2020 railway incident in France

The Ingenheim derailment occurred on 5 March 2020 when a TGV train derailed near Ingenheim, Bas-Rhin, Grand Est, France, on the LGV Est rail line due to a landslip. Twenty-one of the 348 passengers on board were injured, along with the driver.

==Derailment==
At 07:45 CET (06:45 UTC), a Colmar-Paris TGV train derailed between Ingenheim and Saessolsheim, Bas-Rhin, France. Euroduplex unit 4707 formed the train involved in the accident. At the time of the derailment, the train was travelling at 270 km/h. The first five vehicles of the train were derailed. The train was carrying 348 passengers. Twenty-two people were injured, including the driver of the train, who was severely injured. He was airlifted to the Haute-Pierre Hospital in Strasbourg. Emergency service response included 102 gendarmes, 99 firefighters and 10 SAMU agents. Passengers were evacuated from the area by bus. The derailment was caused by a landslip in a cutting affecting the track.
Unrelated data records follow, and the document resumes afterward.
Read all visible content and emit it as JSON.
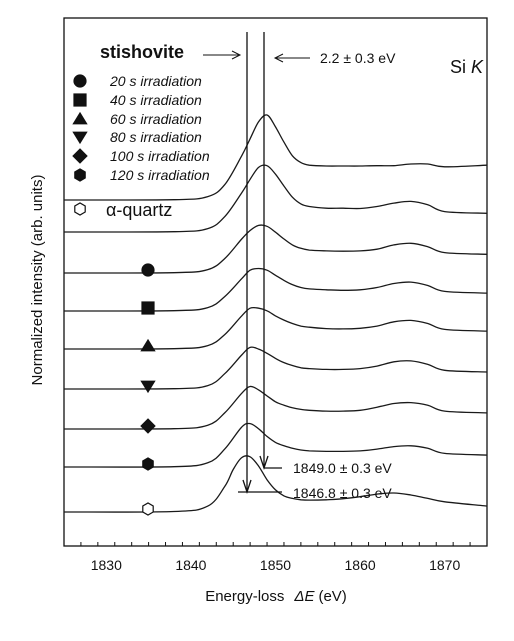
{
  "chart_data": {
    "type": "line",
    "title": "",
    "xlabel_prefix": "Energy-loss",
    "xlabel_symbol": "ΔE",
    "xlabel_unit": "(eV)",
    "ylabel": "Normalized intensity (arb. units)",
    "xlim": [
      1825,
      1875
    ],
    "xticks": [
      1830,
      1840,
      1850,
      1860,
      1870
    ],
    "edge_label_main": "Si ",
    "edge_label_italic": "K",
    "stishovite_label": "stishovite",
    "shift_label": "2.2 ± 0.3 eV",
    "peak_annotations": [
      "1849.0 ± 0.3 eV",
      "1846.8 ± 0.3 eV"
    ],
    "legend": [
      {
        "name": "20 s irradiation",
        "marker": "circle-filled"
      },
      {
        "name": "40 s irradiation",
        "marker": "square-filled"
      },
      {
        "name": "60 s irradiation",
        "marker": "triangle-up-filled"
      },
      {
        "name": "80 s irradiation",
        "marker": "triangle-down-filled"
      },
      {
        "name": "100 s irradiation",
        "marker": "diamond-filled"
      },
      {
        "name": "120 s irradiation",
        "marker": "hexagon-filled"
      },
      {
        "name": "α-quartz",
        "marker": "hexagon-open"
      }
    ],
    "series": [
      {
        "marker": "none",
        "x": [
          1825,
          1838,
          1842,
          1844,
          1846,
          1847,
          1848,
          1849,
          1850,
          1851,
          1852,
          1853,
          1854,
          1856,
          1858,
          1860,
          1862,
          1864,
          1866,
          1868,
          1870,
          1875
        ],
        "y": [
          0,
          0.02,
          0.2,
          0.9,
          2.6,
          3.6,
          4.6,
          5.0,
          4.3,
          3.4,
          2.6,
          2.2,
          2.05,
          2.0,
          2.0,
          2.0,
          2.02,
          2.02,
          2.12,
          2.12,
          1.95,
          2.05
        ]
      },
      {
        "marker": "none",
        "x": [
          1825,
          1838,
          1842,
          1844,
          1846,
          1847,
          1848,
          1849,
          1850,
          1851,
          1852,
          1853,
          1854,
          1856,
          1858,
          1860,
          1862,
          1864,
          1866,
          1868,
          1870,
          1875
        ],
        "y": [
          0,
          0.02,
          0.2,
          0.9,
          2.3,
          3.1,
          3.8,
          3.9,
          3.4,
          2.7,
          2.05,
          1.65,
          1.5,
          1.4,
          1.4,
          1.38,
          1.5,
          1.7,
          1.8,
          1.6,
          1.2,
          1.1
        ]
      },
      {
        "marker": "filled circle",
        "x": [
          1825,
          1838,
          1842,
          1844,
          1846,
          1847,
          1848,
          1849,
          1850,
          1851,
          1852,
          1853,
          1854,
          1856,
          1858,
          1860,
          1862,
          1864,
          1866,
          1868,
          1870,
          1875
        ],
        "y": [
          0,
          0.02,
          0.2,
          0.85,
          2.0,
          2.5,
          2.8,
          2.75,
          2.4,
          2.0,
          1.65,
          1.45,
          1.35,
          1.3,
          1.28,
          1.3,
          1.4,
          1.65,
          1.75,
          1.55,
          1.2,
          1.1
        ]
      },
      {
        "marker": "filled square",
        "x": [
          1825,
          1838,
          1842,
          1844,
          1846,
          1847,
          1848,
          1849,
          1850,
          1851,
          1852,
          1853,
          1854,
          1856,
          1858,
          1860,
          1862,
          1864,
          1866,
          1868,
          1870,
          1875
        ],
        "y": [
          0,
          0.02,
          0.2,
          0.85,
          1.9,
          2.4,
          2.5,
          2.4,
          2.1,
          1.8,
          1.55,
          1.38,
          1.3,
          1.25,
          1.22,
          1.25,
          1.38,
          1.62,
          1.7,
          1.5,
          1.15,
          1.05
        ]
      },
      {
        "marker": "filled triangle up",
        "x": [
          1825,
          1838,
          1842,
          1844,
          1846,
          1847,
          1848,
          1849,
          1850,
          1851,
          1852,
          1853,
          1854,
          1856,
          1858,
          1860,
          1862,
          1864,
          1866,
          1868,
          1870,
          1875
        ],
        "y": [
          0,
          0.02,
          0.2,
          0.85,
          1.95,
          2.4,
          2.4,
          2.25,
          1.95,
          1.7,
          1.5,
          1.35,
          1.28,
          1.2,
          1.18,
          1.22,
          1.35,
          1.6,
          1.68,
          1.5,
          1.15,
          1.05
        ]
      },
      {
        "marker": "filled triangle down",
        "x": [
          1825,
          1838,
          1842,
          1844,
          1846,
          1847,
          1848,
          1849,
          1850,
          1851,
          1852,
          1853,
          1854,
          1856,
          1858,
          1860,
          1862,
          1864,
          1866,
          1868,
          1870,
          1875
        ],
        "y": [
          0,
          0.02,
          0.2,
          0.9,
          2.0,
          2.45,
          2.35,
          2.1,
          1.8,
          1.55,
          1.38,
          1.25,
          1.2,
          1.15,
          1.15,
          1.2,
          1.35,
          1.6,
          1.65,
          1.45,
          1.1,
          1.0
        ]
      },
      {
        "marker": "filled diamond",
        "x": [
          1825,
          1838,
          1842,
          1844,
          1846,
          1847,
          1848,
          1849,
          1850,
          1851,
          1852,
          1853,
          1854,
          1856,
          1858,
          1860,
          1862,
          1864,
          1866,
          1868,
          1870,
          1875
        ],
        "y": [
          0,
          0.02,
          0.22,
          0.95,
          2.1,
          2.5,
          2.3,
          1.95,
          1.6,
          1.4,
          1.25,
          1.15,
          1.1,
          1.05,
          1.05,
          1.1,
          1.28,
          1.5,
          1.55,
          1.4,
          1.05,
          0.95
        ]
      },
      {
        "marker": "filled hexagon",
        "x": [
          1825,
          1838,
          1842,
          1844,
          1846,
          1847,
          1848,
          1849,
          1850,
          1851,
          1852,
          1853,
          1854,
          1856,
          1858,
          1860,
          1862,
          1864,
          1866,
          1868,
          1870,
          1875
        ],
        "y": [
          0,
          0.02,
          0.25,
          1.05,
          2.35,
          2.55,
          2.25,
          1.8,
          1.45,
          1.25,
          1.1,
          1.0,
          0.95,
          0.92,
          0.92,
          0.95,
          1.05,
          1.2,
          1.25,
          1.1,
          0.8,
          0.7
        ]
      },
      {
        "marker": "open hexagon",
        "x": [
          1825,
          1838,
          1842,
          1844,
          1845,
          1846,
          1847,
          1848,
          1849,
          1850,
          1851,
          1852,
          1853,
          1854,
          1856,
          1858,
          1860,
          1862,
          1864,
          1866,
          1868,
          1870,
          1875
        ],
        "y": [
          0,
          0.03,
          0.35,
          1.5,
          2.5,
          3.2,
          3.25,
          2.7,
          1.9,
          1.3,
          0.95,
          0.8,
          0.72,
          0.7,
          0.72,
          0.78,
          0.9,
          1.05,
          1.12,
          1.0,
          0.8,
          0.6,
          0.35
        ]
      }
    ]
  }
}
The line was closed following the crash and service was diverted. No cancellations of services were made as a result of the crash.

==Investigation==
The Strasbourg Public Prosecutor's Office opened an investigation into the accident. The Bureau d'Enquêtes sur les Accidents de Transport Terrestre (BEA-TT) is responsible for investigation of railway accidents in France.